Ego-Aufblähen ist ja etwas anderes als wirklich zu wissen, was man will.
Iris Laufenberg
Die meisten Intendanzen beginnen ja zumindest verbal mit der Neuerfindung des Rades. Sie hingegen machen überhaupt keinen Hehl daraus, an vieles anzuknüpfen: Etwa vierzig Prozent der Schauspielerinnen und Schauspieler aus dem bisherigen Ensemble bleiben am Haus, außerdem führen Sie die Autor:innentheatertage oder das Osteuropa-Festival „Radar Ost“ fort. Handelt es sich um einen Fall von mangelnder Profilneurose?
Nein, sicher nicht. Der Punkt ist: Wir machen es ja sowieso anders! Merkwürdigerweise denkt man immer, nur, weil etwas irgendwo anknüpft, bleibt es gleich. Aber erstens dreht sich die Zeit weiter, und zweitens sind wir ganz andere Persönlichkeiten. Wirklich verrückt wären wir allerdings, wenn wir uns einbilden würden, in so einem profilierten Theater tatsächlich das Rad neu erfinden zu wollen oder zu müssen. Nehmen wir zum Beispiel das junge DT.
Das Nachwuchs-Angebot des Hauses.
Das ist so etabliert und zieht so viele Menschen an, dass die Multiplikatoren, die da heranwachsen, gar nicht hoch genug zu schätzen sind. Im Übrigen ist das DT eine super Marke. Warum sollte ich die kaputtmachen?

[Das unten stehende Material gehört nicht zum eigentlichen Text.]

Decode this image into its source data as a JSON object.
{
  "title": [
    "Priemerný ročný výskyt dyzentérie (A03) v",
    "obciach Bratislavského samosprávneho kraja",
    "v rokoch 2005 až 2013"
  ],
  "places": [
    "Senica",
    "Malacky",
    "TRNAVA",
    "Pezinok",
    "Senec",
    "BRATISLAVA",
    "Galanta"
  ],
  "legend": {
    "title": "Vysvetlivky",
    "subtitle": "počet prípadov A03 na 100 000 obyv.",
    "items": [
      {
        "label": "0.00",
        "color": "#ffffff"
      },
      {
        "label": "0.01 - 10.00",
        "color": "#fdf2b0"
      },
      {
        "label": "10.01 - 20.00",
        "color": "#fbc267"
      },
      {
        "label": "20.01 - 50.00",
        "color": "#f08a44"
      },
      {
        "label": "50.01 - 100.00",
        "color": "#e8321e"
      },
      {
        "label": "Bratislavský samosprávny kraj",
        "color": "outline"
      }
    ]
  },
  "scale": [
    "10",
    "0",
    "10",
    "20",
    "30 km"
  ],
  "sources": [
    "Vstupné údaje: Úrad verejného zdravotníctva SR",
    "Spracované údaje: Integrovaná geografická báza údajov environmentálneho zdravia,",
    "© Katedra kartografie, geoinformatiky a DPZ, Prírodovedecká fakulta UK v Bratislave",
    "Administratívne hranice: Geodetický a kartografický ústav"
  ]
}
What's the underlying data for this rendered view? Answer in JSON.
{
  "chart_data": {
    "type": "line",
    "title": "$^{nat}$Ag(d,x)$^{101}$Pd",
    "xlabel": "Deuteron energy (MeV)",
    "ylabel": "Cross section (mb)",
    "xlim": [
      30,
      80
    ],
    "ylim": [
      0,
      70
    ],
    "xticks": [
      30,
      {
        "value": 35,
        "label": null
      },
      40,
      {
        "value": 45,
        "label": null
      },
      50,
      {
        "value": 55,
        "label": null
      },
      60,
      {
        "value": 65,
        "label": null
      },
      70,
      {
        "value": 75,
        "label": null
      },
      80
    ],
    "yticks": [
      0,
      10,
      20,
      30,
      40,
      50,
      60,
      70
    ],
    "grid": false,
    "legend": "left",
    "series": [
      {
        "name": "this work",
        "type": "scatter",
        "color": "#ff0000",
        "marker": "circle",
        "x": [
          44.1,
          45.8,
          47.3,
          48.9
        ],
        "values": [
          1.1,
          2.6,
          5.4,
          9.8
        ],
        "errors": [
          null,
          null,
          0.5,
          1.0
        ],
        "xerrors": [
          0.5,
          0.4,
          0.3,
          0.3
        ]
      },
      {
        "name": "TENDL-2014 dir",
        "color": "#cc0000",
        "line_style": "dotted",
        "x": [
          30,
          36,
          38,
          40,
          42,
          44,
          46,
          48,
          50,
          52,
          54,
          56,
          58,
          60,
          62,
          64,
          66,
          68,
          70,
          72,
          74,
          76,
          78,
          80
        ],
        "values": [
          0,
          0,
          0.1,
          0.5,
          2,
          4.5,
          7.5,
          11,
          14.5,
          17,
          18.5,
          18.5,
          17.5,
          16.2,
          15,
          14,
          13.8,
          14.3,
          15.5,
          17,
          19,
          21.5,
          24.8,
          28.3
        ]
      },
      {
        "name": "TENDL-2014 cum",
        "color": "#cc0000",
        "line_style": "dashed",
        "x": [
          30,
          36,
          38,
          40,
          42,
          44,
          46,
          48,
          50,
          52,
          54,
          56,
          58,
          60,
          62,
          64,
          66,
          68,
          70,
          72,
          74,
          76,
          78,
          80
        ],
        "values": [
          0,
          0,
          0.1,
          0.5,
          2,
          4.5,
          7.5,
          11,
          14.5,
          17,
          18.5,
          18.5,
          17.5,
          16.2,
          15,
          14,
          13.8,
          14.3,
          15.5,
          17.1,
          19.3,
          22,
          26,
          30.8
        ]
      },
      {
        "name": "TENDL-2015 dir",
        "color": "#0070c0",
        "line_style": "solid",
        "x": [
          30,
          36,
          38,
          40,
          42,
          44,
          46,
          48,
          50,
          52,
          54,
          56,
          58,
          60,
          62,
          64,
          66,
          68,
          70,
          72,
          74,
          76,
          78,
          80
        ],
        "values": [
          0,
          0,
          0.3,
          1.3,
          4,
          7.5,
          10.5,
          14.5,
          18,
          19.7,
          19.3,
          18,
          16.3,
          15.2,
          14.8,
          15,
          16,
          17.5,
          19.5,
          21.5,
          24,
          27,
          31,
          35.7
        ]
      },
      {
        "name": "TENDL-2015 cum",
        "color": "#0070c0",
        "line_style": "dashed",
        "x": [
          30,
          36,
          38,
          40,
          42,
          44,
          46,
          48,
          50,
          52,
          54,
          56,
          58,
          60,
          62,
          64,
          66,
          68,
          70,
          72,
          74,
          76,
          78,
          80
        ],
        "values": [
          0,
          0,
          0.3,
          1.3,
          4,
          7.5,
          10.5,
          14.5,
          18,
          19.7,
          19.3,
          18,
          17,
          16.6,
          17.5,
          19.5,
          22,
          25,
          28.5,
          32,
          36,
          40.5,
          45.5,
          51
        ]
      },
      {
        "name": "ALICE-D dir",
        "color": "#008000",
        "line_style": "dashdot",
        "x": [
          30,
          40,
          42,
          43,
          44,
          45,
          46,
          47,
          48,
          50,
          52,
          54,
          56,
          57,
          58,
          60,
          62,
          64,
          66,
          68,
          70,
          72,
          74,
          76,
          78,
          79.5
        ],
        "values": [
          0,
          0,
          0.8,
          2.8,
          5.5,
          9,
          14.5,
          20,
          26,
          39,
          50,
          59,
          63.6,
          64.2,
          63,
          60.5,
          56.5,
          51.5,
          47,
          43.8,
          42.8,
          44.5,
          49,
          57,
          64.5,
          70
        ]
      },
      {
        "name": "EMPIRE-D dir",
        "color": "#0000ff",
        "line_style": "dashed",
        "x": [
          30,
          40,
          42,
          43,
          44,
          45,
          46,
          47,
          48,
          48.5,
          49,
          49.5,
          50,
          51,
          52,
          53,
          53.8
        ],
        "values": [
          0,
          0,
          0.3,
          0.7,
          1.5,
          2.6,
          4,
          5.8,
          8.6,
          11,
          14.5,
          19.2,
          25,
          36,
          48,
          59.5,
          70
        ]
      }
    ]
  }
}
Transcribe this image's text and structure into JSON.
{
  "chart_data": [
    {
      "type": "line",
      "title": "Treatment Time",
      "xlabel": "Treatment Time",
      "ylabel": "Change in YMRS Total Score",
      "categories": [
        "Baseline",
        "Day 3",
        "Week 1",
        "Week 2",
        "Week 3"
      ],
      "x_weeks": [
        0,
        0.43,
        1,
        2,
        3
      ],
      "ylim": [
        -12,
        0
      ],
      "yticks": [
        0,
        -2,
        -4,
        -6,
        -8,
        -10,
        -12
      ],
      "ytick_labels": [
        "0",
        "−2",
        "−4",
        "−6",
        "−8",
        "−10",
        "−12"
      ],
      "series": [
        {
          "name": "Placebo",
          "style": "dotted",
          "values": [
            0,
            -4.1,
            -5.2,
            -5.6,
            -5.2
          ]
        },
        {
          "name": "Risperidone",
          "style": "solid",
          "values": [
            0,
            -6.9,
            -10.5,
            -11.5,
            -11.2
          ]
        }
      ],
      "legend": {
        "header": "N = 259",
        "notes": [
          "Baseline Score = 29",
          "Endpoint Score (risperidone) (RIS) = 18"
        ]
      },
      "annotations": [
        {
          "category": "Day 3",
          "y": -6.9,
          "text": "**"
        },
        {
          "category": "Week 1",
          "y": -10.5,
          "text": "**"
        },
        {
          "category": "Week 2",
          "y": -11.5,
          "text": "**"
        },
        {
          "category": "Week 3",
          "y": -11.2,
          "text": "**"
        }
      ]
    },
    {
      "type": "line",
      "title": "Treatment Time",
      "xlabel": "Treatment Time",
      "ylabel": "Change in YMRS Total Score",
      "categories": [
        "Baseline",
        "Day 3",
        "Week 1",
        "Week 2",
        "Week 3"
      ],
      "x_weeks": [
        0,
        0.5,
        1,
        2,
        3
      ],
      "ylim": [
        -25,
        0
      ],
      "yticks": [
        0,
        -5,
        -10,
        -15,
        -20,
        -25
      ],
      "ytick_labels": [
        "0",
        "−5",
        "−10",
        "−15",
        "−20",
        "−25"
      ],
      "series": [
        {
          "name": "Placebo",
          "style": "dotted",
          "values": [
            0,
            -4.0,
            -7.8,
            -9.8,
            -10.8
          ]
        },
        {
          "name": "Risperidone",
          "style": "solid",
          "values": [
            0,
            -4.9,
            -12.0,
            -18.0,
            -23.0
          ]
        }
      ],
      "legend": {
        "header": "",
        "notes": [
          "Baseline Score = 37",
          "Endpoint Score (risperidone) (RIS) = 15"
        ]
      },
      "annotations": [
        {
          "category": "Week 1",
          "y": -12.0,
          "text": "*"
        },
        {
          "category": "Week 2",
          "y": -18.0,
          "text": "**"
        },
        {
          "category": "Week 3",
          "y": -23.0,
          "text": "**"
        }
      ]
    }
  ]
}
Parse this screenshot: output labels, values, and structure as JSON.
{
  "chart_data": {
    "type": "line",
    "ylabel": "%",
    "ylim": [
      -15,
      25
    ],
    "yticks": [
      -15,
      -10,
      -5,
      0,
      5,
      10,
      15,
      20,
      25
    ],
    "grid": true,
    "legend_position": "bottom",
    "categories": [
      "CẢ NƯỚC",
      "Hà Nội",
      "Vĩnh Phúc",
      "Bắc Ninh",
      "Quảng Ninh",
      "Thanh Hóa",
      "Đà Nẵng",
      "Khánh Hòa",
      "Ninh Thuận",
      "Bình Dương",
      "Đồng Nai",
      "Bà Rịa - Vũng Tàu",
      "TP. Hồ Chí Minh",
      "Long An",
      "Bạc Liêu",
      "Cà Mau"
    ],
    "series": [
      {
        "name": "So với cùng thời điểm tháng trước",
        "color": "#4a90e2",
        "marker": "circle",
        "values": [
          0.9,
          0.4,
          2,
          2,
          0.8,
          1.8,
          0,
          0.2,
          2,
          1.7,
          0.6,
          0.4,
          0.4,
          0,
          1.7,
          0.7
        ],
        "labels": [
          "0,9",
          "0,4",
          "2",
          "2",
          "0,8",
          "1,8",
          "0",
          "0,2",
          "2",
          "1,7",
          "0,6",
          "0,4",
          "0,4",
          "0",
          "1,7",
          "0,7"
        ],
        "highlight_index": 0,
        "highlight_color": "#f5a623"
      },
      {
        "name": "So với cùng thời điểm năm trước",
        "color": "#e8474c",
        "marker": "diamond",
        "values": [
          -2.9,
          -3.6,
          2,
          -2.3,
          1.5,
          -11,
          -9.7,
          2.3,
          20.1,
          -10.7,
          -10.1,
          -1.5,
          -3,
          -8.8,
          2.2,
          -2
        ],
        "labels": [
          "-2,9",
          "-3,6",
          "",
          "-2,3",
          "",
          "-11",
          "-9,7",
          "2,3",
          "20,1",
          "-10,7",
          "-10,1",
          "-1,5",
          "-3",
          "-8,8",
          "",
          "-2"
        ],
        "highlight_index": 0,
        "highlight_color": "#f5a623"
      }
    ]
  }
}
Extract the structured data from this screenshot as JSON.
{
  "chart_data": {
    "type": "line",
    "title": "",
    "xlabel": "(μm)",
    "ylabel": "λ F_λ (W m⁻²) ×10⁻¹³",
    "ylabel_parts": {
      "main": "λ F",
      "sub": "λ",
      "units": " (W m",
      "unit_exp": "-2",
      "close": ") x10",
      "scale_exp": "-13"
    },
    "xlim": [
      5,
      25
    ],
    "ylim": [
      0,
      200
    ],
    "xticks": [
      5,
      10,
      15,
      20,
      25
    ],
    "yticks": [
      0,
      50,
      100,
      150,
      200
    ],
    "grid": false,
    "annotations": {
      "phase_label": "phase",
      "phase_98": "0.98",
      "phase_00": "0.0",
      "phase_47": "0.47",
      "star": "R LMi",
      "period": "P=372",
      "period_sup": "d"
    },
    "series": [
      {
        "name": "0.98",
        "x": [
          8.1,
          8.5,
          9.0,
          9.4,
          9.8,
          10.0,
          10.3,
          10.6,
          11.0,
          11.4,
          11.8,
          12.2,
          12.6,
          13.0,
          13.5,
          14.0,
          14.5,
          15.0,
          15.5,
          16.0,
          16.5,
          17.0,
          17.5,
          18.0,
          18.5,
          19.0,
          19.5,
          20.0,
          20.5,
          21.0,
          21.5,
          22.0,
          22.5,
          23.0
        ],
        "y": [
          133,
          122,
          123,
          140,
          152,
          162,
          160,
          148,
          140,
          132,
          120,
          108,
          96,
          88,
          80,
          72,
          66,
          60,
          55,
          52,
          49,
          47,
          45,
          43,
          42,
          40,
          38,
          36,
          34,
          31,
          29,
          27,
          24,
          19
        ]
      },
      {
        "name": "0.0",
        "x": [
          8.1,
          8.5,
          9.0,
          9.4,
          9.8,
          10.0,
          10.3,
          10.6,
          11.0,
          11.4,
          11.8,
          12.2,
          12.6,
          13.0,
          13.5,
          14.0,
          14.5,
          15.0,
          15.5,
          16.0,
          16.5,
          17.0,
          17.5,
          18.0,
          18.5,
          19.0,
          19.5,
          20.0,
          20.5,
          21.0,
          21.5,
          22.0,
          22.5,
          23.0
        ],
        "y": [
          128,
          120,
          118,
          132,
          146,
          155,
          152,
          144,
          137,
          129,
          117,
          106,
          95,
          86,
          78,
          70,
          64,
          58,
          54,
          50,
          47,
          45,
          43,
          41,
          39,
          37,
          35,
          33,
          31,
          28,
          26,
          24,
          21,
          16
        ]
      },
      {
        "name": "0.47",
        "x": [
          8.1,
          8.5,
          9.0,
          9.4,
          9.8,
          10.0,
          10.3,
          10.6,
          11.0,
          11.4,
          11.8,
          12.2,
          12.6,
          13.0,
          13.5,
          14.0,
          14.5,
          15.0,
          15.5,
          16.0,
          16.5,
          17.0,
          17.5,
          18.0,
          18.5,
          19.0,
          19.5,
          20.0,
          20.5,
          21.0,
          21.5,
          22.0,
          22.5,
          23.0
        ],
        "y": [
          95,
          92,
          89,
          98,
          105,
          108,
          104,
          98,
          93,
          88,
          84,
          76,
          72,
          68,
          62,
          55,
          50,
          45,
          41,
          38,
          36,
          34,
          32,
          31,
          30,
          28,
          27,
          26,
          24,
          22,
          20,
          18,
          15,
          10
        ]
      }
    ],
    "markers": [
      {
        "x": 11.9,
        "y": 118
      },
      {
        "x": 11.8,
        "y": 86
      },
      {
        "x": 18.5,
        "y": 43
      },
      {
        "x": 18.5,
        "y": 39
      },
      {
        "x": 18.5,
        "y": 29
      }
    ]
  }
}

Abgesehen von den hausinternen Kontinuitäten arbeiten Sie auch mit Künstlerinnen und Künstlern, die teilweise recht lange an anderen Berliner Häusern tätig waren. Den Eröffnungsabend wird Alexander Eisenach bestreiten, der vorher am BE inszeniert hat. Inwiefern werden wir diese Positionen, die wir hier schon seit vielen Jahren kennen, an Ihrem Haus anders erleben?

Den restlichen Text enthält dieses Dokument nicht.